León Esteban Febres-Cordero Ribadeneyra (9 March 1931 – 15 December 2008), known in the Ecuadorian media as LFC or more simply by his composed surname (Febres-Cordero), was the 35th President of Ecuador, serving a four-year term from 10 August 1984 to 10 August 1988. During his presidency he sought to introduce market-oriented reforms, and also led a security crackdown on a guerrilla group named ¡Alfaro Vive, Carajo!.

Early life
Febres-Cordero was born in a wealthy Guayaquil family on 9 March 1931. His father sent him to study in the United States, where he first attended Charlotte Hall Military Academy in Maryland, then Mercersburg Academy in Pennsylvania for high school, and then graduated as a mechanical engineer from the Stevens Institute of Technology in Hoboken, NJ (which he visited after being elected in 1984).

Upon his return to Guayaquil, Febres-Cordero worked in the private sector, mainly in industry, including paper, electrical parts, chemicals and textiles.  Eventually he became an executive partner in the Noboa Group, a large agribusiness Ecuadorian conglomerate.

Career

Presidency (1984–1988)
The Febres Cordero government promoted a conservative economic policy. While some praised Febres-Cordero's economic policies, they became largely unpopular amongst most Ecuadorians. Several of his secretaries were accused of corruption. His Secretary of Finance (and future Vice President), Alberto Dahik, was impeached by Congress.

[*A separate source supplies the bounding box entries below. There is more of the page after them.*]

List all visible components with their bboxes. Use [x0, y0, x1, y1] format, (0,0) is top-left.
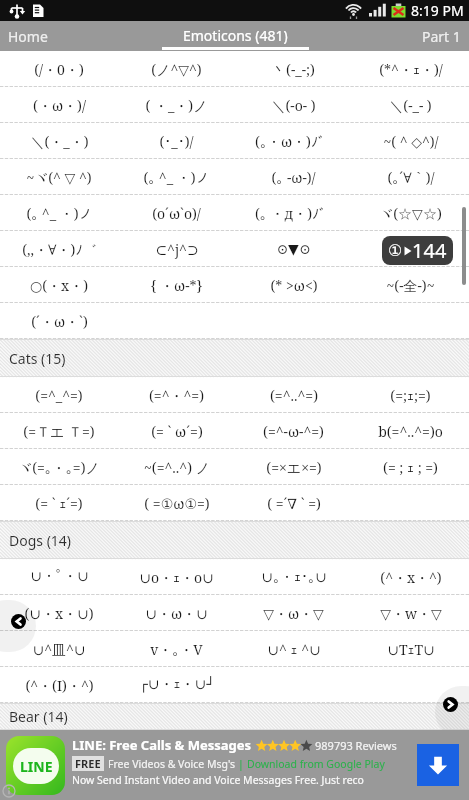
staticText: b(=^..^=)o [378, 422, 443, 441]
button[interactable]: ① [382, 236, 453, 265]
button[interactable]: ○(・x・) [0, 267, 118, 303]
button[interactable]: (/・0・) [0, 51, 118, 87]
button[interactable]: (o´ω`o)/ [118, 195, 235, 231]
button[interactable]: (∪・x・∪) [0, 595, 118, 631]
button[interactable]: (* >ω<) [235, 267, 352, 303]
staticText: ∪TｪT∪ [387, 640, 435, 659]
button[interactable]: ヾ(=｡・｡=)ノ [0, 449, 118, 485]
button[interactable]: Dogs (14) [0, 521, 469, 559]
button[interactable] [352, 231, 469, 267]
button[interactable]: ( =①ω①=) [118, 485, 235, 521]
button[interactable]: (= ` ω´=) [118, 413, 235, 449]
button[interactable]: ∪^ ｪ ^∪ [235, 631, 352, 667]
staticText: (= ; ｪ ; =) [383, 458, 438, 477]
button[interactable]: ~( ^ ◇^)/ [352, 123, 469, 159]
button[interactable]: Cats (15) [0, 339, 469, 377]
button[interactable]: ▽・w・▽ [352, 595, 469, 631]
button[interactable]: (=^_^=) [0, 377, 118, 413]
button[interactable]: (｡ ^_ ・)ノ [118, 159, 235, 195]
button[interactable]: ヾ(☆▽☆) [352, 195, 469, 231]
button[interactable]: Next page [443, 697, 458, 712]
button[interactable]: (･_･)/ [118, 123, 235, 159]
button[interactable]: Download [417, 744, 459, 786]
button[interactable]: ┌∪・ｪ・∪┘ [118, 667, 235, 703]
staticText: ∪^ ｪ ^∪ [267, 640, 321, 659]
button[interactable]: (=^-ω-^=) [235, 413, 352, 449]
staticText: Bear (14) [9, 707, 68, 726]
staticText: ⊙▼⊙ [276, 241, 311, 257]
staticText: ( =①ω①=) [144, 494, 210, 513]
button[interactable]: { ・ω-*} [118, 267, 235, 303]
button[interactable]: Download from Google Play [247, 757, 385, 771]
staticText: ∪o・ｪ・o∪ [139, 568, 214, 587]
staticText: (* >ω<) [270, 276, 318, 295]
staticText: (・ω・)/ [33, 96, 86, 115]
button[interactable] [118, 303, 235, 339]
button[interactable]: (^・x・^) [352, 559, 469, 595]
button[interactable]: Home [0, 21, 48, 51]
button[interactable]: ＼(-o- ) [235, 87, 352, 123]
button[interactable]: (= ` ｪ´=) [0, 485, 118, 521]
button[interactable]: (=Ｔエ Ｔ=) [0, 413, 118, 449]
button[interactable] [352, 303, 469, 339]
button[interactable]: (｡ -ω-)/ [235, 159, 352, 195]
button[interactable]: ⊂^j^⊃ [118, 231, 235, 267]
staticText: Now Send Instant Video and Voice Message… [72, 773, 364, 787]
button[interactable]: ＼(・_・) [0, 123, 118, 159]
button[interactable]: (,,・∀・)ﾉ゛ [0, 231, 118, 267]
button[interactable] [235, 303, 352, 339]
button[interactable]: ( =´∇ ` =) [235, 485, 352, 521]
staticText: ∪｡・ｪ･｡∪ [261, 569, 327, 585]
button[interactable]: (｡ ・д・)ﾉ゛ [235, 195, 352, 231]
button[interactable]: (=×エ×=) [235, 449, 352, 485]
staticText: (｡ ^_ ・)ノ [26, 204, 93, 223]
button[interactable]: ∪TｪT∪ [352, 631, 469, 667]
button[interactable]: ∪・ﾟ・∪ [0, 559, 118, 595]
button[interactable]: ∪｡・ｪ･｡∪ [235, 559, 352, 595]
button[interactable]: Emoticons (481) [160, 21, 310, 51]
button[interactable]: (=;ｪ;=) [352, 377, 469, 413]
button[interactable]: (*^・ｪ・)/ [352, 51, 469, 87]
button[interactable]: v・｡・V [118, 631, 235, 667]
button[interactable]: (・ω・)/ [0, 87, 118, 123]
button[interactable]: (^・(I)・^) [0, 667, 118, 703]
button[interactable]: (= ; ｪ ; =) [352, 449, 469, 485]
button[interactable]: ∪・ω・∪ [118, 595, 235, 631]
button[interactable] [352, 485, 469, 521]
button[interactable]: (｡ ^_ ・)ノ [0, 195, 118, 231]
button[interactable]: ~(=^..^) ノ [118, 449, 235, 485]
button[interactable]: ⊙▼⊙ [235, 231, 352, 267]
button[interactable]: ＼(-_- ) [352, 87, 469, 123]
staticText: Cats (15) [9, 349, 66, 368]
button[interactable]: b(=^..^=)o [352, 413, 469, 449]
staticText: LINE [20, 757, 53, 776]
staticText: ~ヾ(^ ▽ ^) [26, 168, 92, 187]
staticText: ∪・ω・∪ [145, 604, 208, 623]
button[interactable]: (｡・ω・)ﾉ゛ [235, 123, 352, 159]
staticText: ヾ(☆▽☆) [379, 204, 442, 223]
button[interactable]: Bear (14) [0, 703, 469, 730]
staticText: ∪・ﾟ・∪ [30, 568, 89, 586]
button[interactable]: (=^・^=) [118, 377, 235, 413]
button[interactable]: Previous page [11, 614, 26, 629]
button[interactable]: ~(-全-)~ [352, 267, 469, 303]
button[interactable]: ( ・_・)ノ [118, 87, 235, 123]
button[interactable]: 丶(-_-;) [235, 51, 352, 87]
staticText: (｡ -ω-)/ [271, 168, 316, 187]
button[interactable] [352, 667, 469, 703]
staticText: ⊂^j^⊃ [155, 240, 199, 259]
staticText: ＼(・_・) [30, 132, 89, 151]
button[interactable]: (｡´∀｀)/ [352, 159, 469, 195]
button[interactable]: ∪^皿^∪ [0, 631, 118, 667]
staticText: (*^・ｪ・)/ [379, 60, 443, 79]
button[interactable] [235, 667, 352, 703]
button[interactable]: (ノ^▽^) [118, 51, 235, 87]
button[interactable]: (=^..^=) [235, 377, 352, 413]
button[interactable]: ▽・ω・▽ [235, 595, 352, 631]
button[interactable]: LINE app icon [6, 736, 65, 795]
button[interactable]: Part 1 [422, 21, 469, 51]
button[interactable]: (´・ω・`) [0, 303, 118, 339]
button[interactable]: ∪o・ｪ・o∪ [118, 559, 235, 595]
staticText: (=;ｪ;=) [390, 386, 431, 405]
button[interactable]: ~ヾ(^ ▽ ^) [0, 159, 118, 195]
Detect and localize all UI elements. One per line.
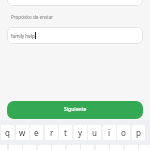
button[interactable]: family help	[7, 27, 143, 44]
button[interactable]: e	[30, 125, 43, 140]
staticText: y	[78, 127, 83, 138]
staticText: q	[5, 127, 10, 138]
staticText: e	[34, 127, 39, 138]
button[interactable]: y	[74, 125, 87, 140]
staticText: t	[64, 127, 67, 138]
button[interactable]: o	[117, 125, 130, 140]
staticText: i	[108, 127, 111, 138]
staticText: w	[19, 127, 26, 138]
button[interactable]: u	[88, 125, 101, 140]
button[interactable]: i	[103, 125, 116, 140]
staticText: o	[121, 127, 126, 138]
staticText: Siguiente	[64, 106, 87, 113]
button[interactable]: p	[132, 125, 145, 140]
staticText: u	[92, 127, 97, 138]
button[interactable]: t	[59, 125, 72, 140]
button[interactable]: Siguiente	[7, 101, 143, 119]
staticText: Propósito de enviar	[11, 14, 54, 20]
staticText: r	[50, 127, 54, 138]
button[interactable]: q	[1, 125, 14, 140]
staticText: p	[136, 127, 141, 138]
staticText: family help	[11, 33, 35, 39]
button[interactable]: w	[16, 125, 29, 140]
button[interactable]: r	[45, 125, 58, 140]
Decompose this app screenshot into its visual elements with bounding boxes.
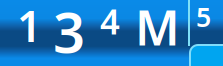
staticText: 5 — [196, 0, 211, 34]
staticText: 3 — [53, 0, 85, 66]
staticText: 1 — [17, 0, 41, 54]
staticText: 4 — [100, 0, 120, 44]
staticText: M — [135, 0, 180, 59]
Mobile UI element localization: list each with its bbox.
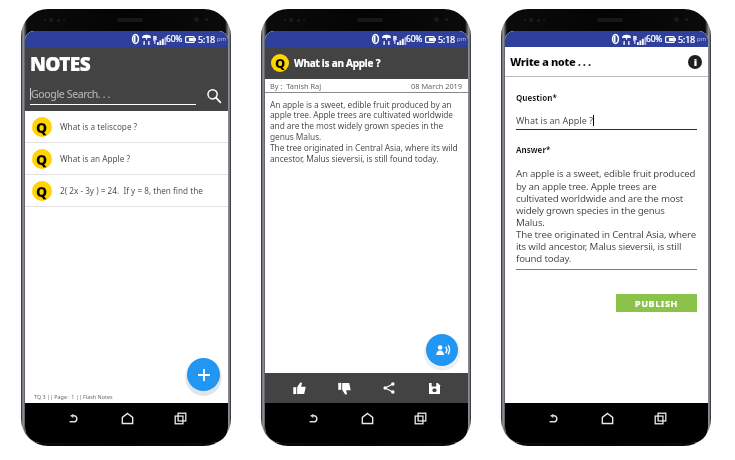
staticText: 1 [393,38,397,46]
staticText: Q [36,118,48,137]
button[interactable]: Add note [187,358,220,391]
staticText: What is a teliscope ? [60,121,138,132]
staticText: i [694,56,697,68]
button[interactable]: Back [540,405,566,431]
staticText: TQ 3 || Page : 1 || Flash Notes [34,393,113,400]
staticText: PUBLISH [635,297,678,309]
staticText: 60% [166,33,183,45]
button[interactable]: Q [25,143,228,175]
button[interactable]: Home [354,405,380,431]
button[interactable]: Save [423,377,445,399]
button[interactable]: Recent apps [647,405,673,431]
staticText: What is an Apple ? [60,153,131,164]
button[interactable]: Info [688,55,702,69]
button[interactable]: PUBLISH [616,294,697,312]
button[interactable]: Home [114,405,140,431]
staticText: 60% [406,33,423,45]
staticText: What is an Apple ? [516,114,593,126]
staticText: pm [217,35,227,43]
staticText: pm [457,35,467,43]
staticText: pm [697,35,707,43]
staticText: 5:18 [678,33,696,45]
staticText: 5:18 [438,33,456,45]
staticText: 2( 2x - 3y ) = 24. If y = 8, then find t… [60,185,203,196]
staticText: Write a note . . . [510,54,591,69]
staticText: Google Search. . . [31,87,111,101]
staticText: 5:18 [198,33,216,45]
button[interactable]: Q [25,111,228,143]
staticText: An apple is a sweet, edible fruit produc… [516,167,696,265]
button[interactable]: Recent apps [407,405,433,431]
staticText: R [153,34,157,42]
button[interactable]: Google Search. . . [30,87,223,105]
button[interactable]: Back [60,405,86,431]
staticText: Answer* [516,144,551,155]
button[interactable]: Like [288,377,310,399]
staticText: What is an Apple ? [294,56,381,70]
button[interactable]: Home [594,405,620,431]
other: Search [205,87,223,105]
staticText: 1 [633,38,637,46]
button[interactable]: Share [378,377,400,399]
staticText: NOTES [30,51,91,77]
button[interactable]: Recent apps [167,405,193,431]
button[interactable]: Back [300,405,326,431]
staticText: An apple is a sweet, edible fruit produc… [270,99,458,165]
staticText: R [633,34,637,42]
staticText: 08 March 2019 [411,81,463,91]
button[interactable]: Q [25,175,228,207]
staticText: 60% [646,33,663,45]
staticText: Q [36,150,48,169]
staticText: By : Tanish Raj [270,81,322,91]
staticText: Question* [516,92,557,103]
staticText: Q [36,182,48,201]
staticText: 1 [153,38,157,46]
staticText: R [393,34,397,42]
button[interactable]: Dislike [333,377,355,399]
button[interactable]: Read aloud [426,334,458,366]
staticText: Q [275,54,286,72]
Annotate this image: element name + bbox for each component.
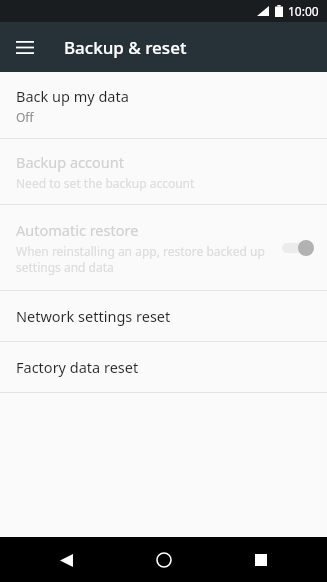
staticText: Off <box>16 109 34 125</box>
button[interactable]: Open navigation drawer <box>6 28 44 66</box>
button[interactable]: Back <box>46 540 86 580</box>
button[interactable]: Backup account <box>0 139 327 204</box>
button[interactable]: Back up my data <box>0 72 327 138</box>
staticText: Automatic restore <box>16 220 139 240</box>
button[interactable]: Home <box>144 540 184 580</box>
button[interactable]: Factory data reset <box>0 342 327 392</box>
button[interactable]: Automatic restore switch <box>279 233 315 263</box>
staticText: Backup & reset <box>64 36 187 59</box>
staticText: Need to set the backup account <box>16 175 195 191</box>
staticText: Backup account <box>16 152 124 172</box>
staticText: Back up my data <box>16 86 129 106</box>
button[interactable]: Network settings reset <box>0 291 327 341</box>
staticText: 10:00 <box>288 3 319 19</box>
button[interactable]: Recent apps <box>241 540 281 580</box>
staticText: Network settings reset <box>16 306 171 326</box>
staticText: Factory data reset <box>16 357 139 377</box>
staticText: When reinstalling an app, restore backed… <box>16 243 269 275</box>
button[interactable]: Automatic restore <box>0 205 327 290</box>
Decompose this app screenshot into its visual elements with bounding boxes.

Febres-Cordero, a close ally of US President Ronald Reagan, was sharply criticized for an increase in human rights violations, including torture and extrajudicial executions. Decades later, Rafael Correa established the so-called Truth Commission to investigate human rights violations, particularly those that occurred during Febres Cordero's administration.

In January 1987 Febres-Cordero was kidnapped for 11 hours by a group of Air Force members who were demanding freedom for General Frank Vargas Pazzos, who had been imprisoned after leading two uprisings in March 1986, aimed to topple the Secretary of Defense. Congress approved a resolution granting Vargas Pazzos amnesty, but Febres-Cordero refused to sign the resolution, thus denying it the rule of law. It was only after his 1987 kidnapping that he signed the amnesty and released Vargas Pazzos.

Post-presidency
Febres-Cordero later became the mayor of Guayaquil for two consecutive terms (1992–1996, and 1996–2000.) His time as mayor is widely considered successful as he lifted the city from years of mismanagement, corruption, and paternalist practices by the populist Bucaram family (particularly the administrations of Abdalá Bucaram and his sister Elsa Bucaram). Febres-Cordero's policies brought order to the government's administration and finances and brought about a massive infrastructure increase, thus cementing a base for his protégé, Jaime Nebot (also from the Social Christian Party). Nebot turned out to be the main political rival of President Correa (2007–2017), establishing a reputation as an important force in the Ecuadorian politics.

In 2002 Febres-Cordero ran successfully for a seat in Congress, representing his native province, Guayas, for the 2003–2007 term. Despite being a regular absentee due to health issues, he was reelected in 2006, but those same issues forced him to retire shortly before the beginning of the new legislative period early 2007. This symbolically marked the end of his political clout over the country.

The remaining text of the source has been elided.